Bayesian hallucination
Have you ever felt your phone buzz (when it didn't), or saw an email notification in the corner of the screen (when there was none)? Don't worry—you're not loosing your mind.
This happens because the brain performs value-weighted predictive coding of unreliable sensory inputs. It can be explained in terms of optimizing costs and benefits using unreliable information from peripheral vision:
- let $u$ be the utility ( benefit ) of responding to a notification,
- let $c$ be the cost of verifying whether a notification is real or imagined
- let $\Pr(\mathrm{present})$ be the probability that a notification is really there
Optimally, you should check a notification if the expected benefit of responding to the notification outweighs the cost : check notification if and only if $\mathbb E(u)>c$
[0] $\mathbb E(u) = u \cdot \Pr(\mathrm{present})$
[1] check notification if and only if : $u \cdot \Pr(\mathrm{present}) > c$How does one know $\Pr(\mathrm{present})$ given some unreliable observation $\theta$ in peripheral vision, that is $\Pr(\mathrm{present}|\theta)$ ? This can be computed using Bayes' theorem : [2]
[2] $\Pr(\mathrm{present}|\theta)=\Pr(\theta|\mathrm{present})\cdot\Pr(\mathrm{present})/\Pr(\theta)$So, $\Pr(\mathrm{present}|\theta)$ is the probability of observing $\theta$ when the notification is really there, $\Pr(\theta)$ is the probability of observing $\theta$ overall, and $\Pr(\mathrm{present})$ is the background probability of the notification being present. Plugging in expression [2] for $\Pr(\mathrm{present}|\theta)$ into equation [1] :
[3] check if and only if : $u \cdot \Pr(\theta|\mathrm{present}) \cdot \Pr(\mathrm{present}) / \Pr(\theta) > c$
Peripheral observations $\theta$ are noisy, and $\Pr(\theta|\mathrm{present})$ has different but overlapping distributions depending on whether or nor a stimulus is present.
If the expected benefit from checking a notification is high, this can lower the threshold for checking a notification. The sensory system automatically optimizes unreliable perception into a (possibly inaccurate) high-level report for the parts of the brain that deal with behavior and attention.

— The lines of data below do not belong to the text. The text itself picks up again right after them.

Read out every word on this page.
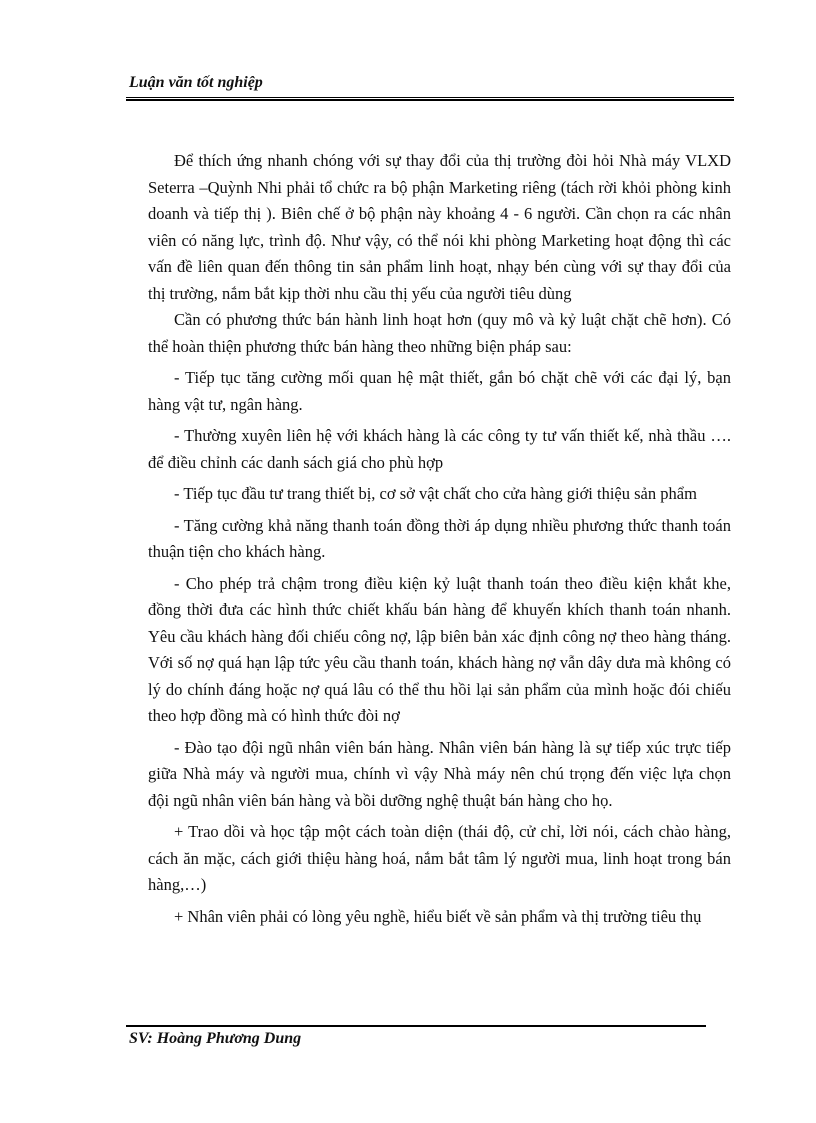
Luận văn tốt nghiệp

Để thích ứng nhanh chóng với sự thay đổi của thị trường đòi hỏi Nhà máy VLXD Seterra –Quỳnh Nhi phải tổ chức ra bộ phận Marketing riêng (tách rời khỏi phòng kinh doanh và tiếp thị ). Biên chế ở bộ phận này khoảng 4 - 6 người. Cần chọn ra các nhân viên có năng lực, trình độ. Như vậy, có thể nói khi phòng Marketing hoạt động thì các vấn đề liên quan đến thông tin sản phẩm linh hoạt, nhạy bén cùng với sự thay đổi của thị trường, nắm bắt kịp thời nhu cầu thị yếu của người tiêu dùng

Cần có phương thức bán hành linh hoạt hơn (quy mô và kỷ luật chặt chẽ hơn). Có thể hoàn thiện phương thức bán hàng theo những biện pháp sau:

- Tiếp tục tăng cường mối quan hệ mật thiết, gắn bó chặt chẽ với các đại lý, bạn hàng vật tư, ngân hàng.

- Thường xuyên liên hệ với khách hàng là các công ty tư vấn thiết kế, nhà thầu …. để điều chỉnh các danh sách giá cho phù hợp

- Tiếp tục đầu tư trang thiết bị, cơ sở vật chất cho cửa hàng giới thiệu sản phẩm

- Tăng cường khả năng thanh toán đồng thời áp dụng nhiều phương thức thanh toán thuận tiện cho khách hàng.

- Cho phép trả chậm trong điều kiện kỷ luật thanh toán theo điều kiện khắt khe, đồng thời đưa các hình thức chiết khấu bán hàng để khuyến khích thanh toán nhanh. Yêu cầu khách hàng đối chiếu công nợ, lập biên bản xác định công nợ theo hàng tháng. Với số nợ quá hạn lập tức yêu cầu thanh toán, khách hàng nợ vẫn dây dưa mà không có lý do chính đáng hoặc nợ quá lâu có thể thu hồi lại sản phẩm của mình hoặc đói chiếu theo hợp đồng mà có hình thức đòi nợ

- Đào tạo đội ngũ nhân viên bán hàng. Nhân viên bán hàng là sự tiếp xúc trực tiếp giữa Nhà máy và người mua, chính vì vậy Nhà máy nên chú trọng đến việc lựa chọn đội ngũ nhân viên bán hàng và bồi dưỡng nghệ thuật bán hàng cho họ.

+ Trao dồi và học tập một cách toàn diện (thái độ, cử chỉ, lời nói, cách chào hàng, cách ăn mặc, cách giới thiệu hàng hoá, nắm bắt tâm lý người mua, linh hoạt trong bán hàng,…)

+ Nhân viên phải có lòng yêu nghề, hiểu biết về sản phẩm và thị trường tiêu thụ

SV: Hoàng Phương Dung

I recently did a lab involving similar psycho-physics. Detecting signal in noise. Sadly it was much less implemented than your pseudo coded example, but nevertheless, a fun problem in perception.
ReplyDeleteHere's the model we used
http://psych.hanover.edu/JavaTest/Media/Chapter2/MedFig.ROC.html
I only have a cursory knowledge of Signal Detection Theory, but I'd be willing to say u*p(θ|present) relates to d' and criterion is cost.
Then again, criterion is a measure of action, whether you actually check to confirm if its real. Its assumed you will only check if you're sure you've perceived a signal...
...and from the way you described your hallucinations it sounds like you're always sure the signal is there and would always check. I'm not that up on the lit regarding this subject so I'm don't have a super stringent definition of criterion. I really want to say that criterion only affects the action in a perception action loop, but I'll play it safe and wont.
Back to seeing shit that isn't there.
So for whatever reason you've managed to lower d' so that you can't distinguish signal from noise. I guess the best experiment to test this would be to increase cost/criterion and see if the hallucinations persist.
"So for whatever reason you've managed to lower d' so that you can't distinguish signal from noise. I guess the best experiment to test this would be to increase cost/criterion and see if the hallucinations persist."
ReplyDeletegood call.
So, its not really surprising that the brain is optimizing to determine whether or not to check into some noisy signal. What is surprising is that, subjectively, I don't experience "that looks a bit like a notification, lets go check it", I experience "that definitely is a notification, lets go investigate", even when there's nothing there. The net behaviors are identical, except that in the fist case I am aware of the degree of noise in the signal. In reality, I think my visual cortex is making decisions for me and not telling me about how reliable that choice is. Which means non-conscious mechanisms have trained visual cortex to understand the cost/benefit trade of of investigating computer notifications in the periphery. It also means that I've been exposed to these user interface components so much that their appearance has been stored in visual systems, I think, which is a little weird.